Global asset values are set to continue to contract. The positive thing about Japan is that they've already contracted in many cases nearly as much as they will. Dispersion however is HIGH between the cratered (due to earnings or cap-related downdraft) and the not-yet cratered. Take the first chart - 7732 Topcon, a Toshiba affiliate mfging GPS and surveying gear, or Sato (6287). Both got tagged with negative revisions, but both have secular growth markets, potential global markets, and have very attractive valuations that have already more-than-discounted alll but the most extreme of tempests.
I personally still value a market oriented hedge, since the coming storm looks set to be doozy and it would be a shame to squander good alpha, for the sake of being piggy, only to get wiped out by the unhedged beta. Good luck all the same....
Perhaps I should've used the moniker "Value Investor", and as such am prepared to tolerate short-term pain for long-term gain, as well as having the liquidity to weather a market Katrina.

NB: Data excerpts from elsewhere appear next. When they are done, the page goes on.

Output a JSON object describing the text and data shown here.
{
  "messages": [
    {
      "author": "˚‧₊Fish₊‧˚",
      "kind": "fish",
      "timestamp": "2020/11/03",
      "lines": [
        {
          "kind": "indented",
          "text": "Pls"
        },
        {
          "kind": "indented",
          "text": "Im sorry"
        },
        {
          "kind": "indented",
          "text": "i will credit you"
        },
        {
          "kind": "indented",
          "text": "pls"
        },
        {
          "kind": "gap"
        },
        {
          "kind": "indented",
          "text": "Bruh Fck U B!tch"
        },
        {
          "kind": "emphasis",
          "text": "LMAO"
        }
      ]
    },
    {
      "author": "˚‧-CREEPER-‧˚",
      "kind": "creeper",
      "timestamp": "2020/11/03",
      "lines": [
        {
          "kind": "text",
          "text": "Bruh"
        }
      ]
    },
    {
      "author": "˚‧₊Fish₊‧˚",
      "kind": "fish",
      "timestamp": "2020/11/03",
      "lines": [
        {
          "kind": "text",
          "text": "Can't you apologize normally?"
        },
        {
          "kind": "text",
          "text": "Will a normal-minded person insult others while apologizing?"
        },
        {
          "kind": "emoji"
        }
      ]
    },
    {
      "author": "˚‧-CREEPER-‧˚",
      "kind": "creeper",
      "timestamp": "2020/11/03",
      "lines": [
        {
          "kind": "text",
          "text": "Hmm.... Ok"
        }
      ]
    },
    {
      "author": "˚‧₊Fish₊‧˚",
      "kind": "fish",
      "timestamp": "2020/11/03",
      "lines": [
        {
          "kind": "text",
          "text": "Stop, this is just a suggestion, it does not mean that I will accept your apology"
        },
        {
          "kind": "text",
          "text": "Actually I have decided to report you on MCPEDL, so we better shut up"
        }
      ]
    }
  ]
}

I agree with you on most points, just take a less apocalyptic view. Don't kill yourself laughing on this, but my outlook for some time has been that the next upward movement in J stocks will be driven by M&A, Topcon being a case in point. The demographics and stagnant nominal GDP almost make it an imperative.
Value (erstwhile Private) Investor
Now things are getting hairy ... the eyn is rallying towards its all time high despite a emergency 75bp cut by the US Fed. Are we going to see more yen repatriation that will continue to feed the buying of yen from the shorts?
We should soon be hearing BOJ talk their books (ie., yen too strong) soon at this rate we keep going.